Pressemitteilungen

Internationale Tagung des Global Network of Rainbow Catholics vom 30.11.-03.12.2017 in Dachau

Schwule und lesbische Gläubige kämpfen um Anerkennung in der katholischen Kirche

Homosexuelle Handlungen sind eine Sünde − zumindest aus Sicht der katholischen Kirche. Auch, wenn in Deutschland nun die "Ehe für alle" möglich geworden ist, hält die katholische Kirche an ihrer Verurteilung von Homosexualität fest. In Deutschland und weltweit leiden gläubige Homosexuelle unter der Nicht-Vereinbarkeit von Liebe und gelebter Religiosität. Aber mehr noch: In vielen Ländern wird Homosexualität noch immer strafrechtlich verfolgt − dass die Strafen teils sogar verschärft statt abgeschafft werden, ist auch ein Mitverschulden der katholischen Kirche. Ein offizielles Statement des Papstes gegen die Kriminalisierung von Homosexualität könnte dies ändern.

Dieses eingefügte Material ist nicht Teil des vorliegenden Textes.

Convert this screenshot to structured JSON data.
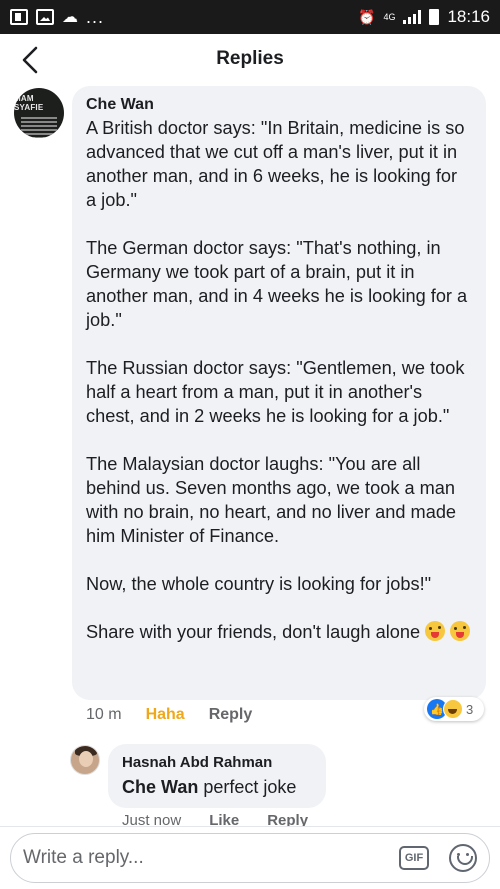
{
  "status_bar": {
    "time": "18:16",
    "network": "4G"
  },
  "header": {
    "title": "Replies"
  },
  "comment": {
    "author": "Che Wan",
    "avatar_text": "MAM SYAFIE",
    "paragraphs": [
      "A British doctor says: \"In Britain, medicine is so advanced that we cut off a man's liver, put it in another man, and in 6 weeks, he is looking for a job.\"",
      "The German doctor says: \"That's nothing, in Germany we took part of a brain, put it in another man, and in 4 weeks he is looking for a job.\"",
      "The Russian doctor says: \"Gentlemen, we took half a heart from a man, put it in another's chest, and in 2 weeks he is looking for a job.\"",
      "The Malaysian doctor laughs: \"You are all behind us. Seven months ago, we took a man with no brain, no heart, and no liver and made him Minister of Finance.",
      "Now, the whole country is looking for jobs!\"",
      "Share with your friends, don't laugh alone"
    ],
    "time": "10 m",
    "reaction_label": "Haha",
    "reply_label": "Reply",
    "reaction_count": "3",
    "reaction_icons": [
      "like-icon",
      "haha-icon"
    ]
  },
  "reply": {
    "author": "Hasnah Abd Rahman",
    "mention": "Che Wan",
    "text": "perfect joke",
    "time": "Just now",
    "like_label": "Like",
    "reply_label": "Reply"
  },
  "composer": {
    "placeholder": "Write a reply...",
    "gif_label": "GIF"
  },
  "colors": {
    "bubble": "#f0f2f5",
    "haha": "#f0a81b",
    "like_blue": "#1877f2",
    "muted": "#65676b",
    "status_bar": "#1a1a1a"
  }
}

Das Global Network of Rainbow Catholics (GNRC), dem auch die HuK angehört, kämpft als weltumspannendes Netzwerk für Gerechtigkeit und Akzeptanz von Schwulen, Lesben und Bi-, Trans- und Intersexuellen in der katholischen Kirche. Unter dem Titel "Höre die gerechte Sache" kommen vom 30. November bis 3. Dezember 2017 knapp 100 Regenbogenkatholiken aus 35 Ländern in Dachau und München zusammen, um an ihrer Strategie für die Zukunft zu feilen. Das Ziel: Der Papst soll sich offiziell für die Gleichberechtigung aller Katholiken aussprechen, ob hetero oder homo, trans oder queer, innerhalb und außerhalb der Kirche.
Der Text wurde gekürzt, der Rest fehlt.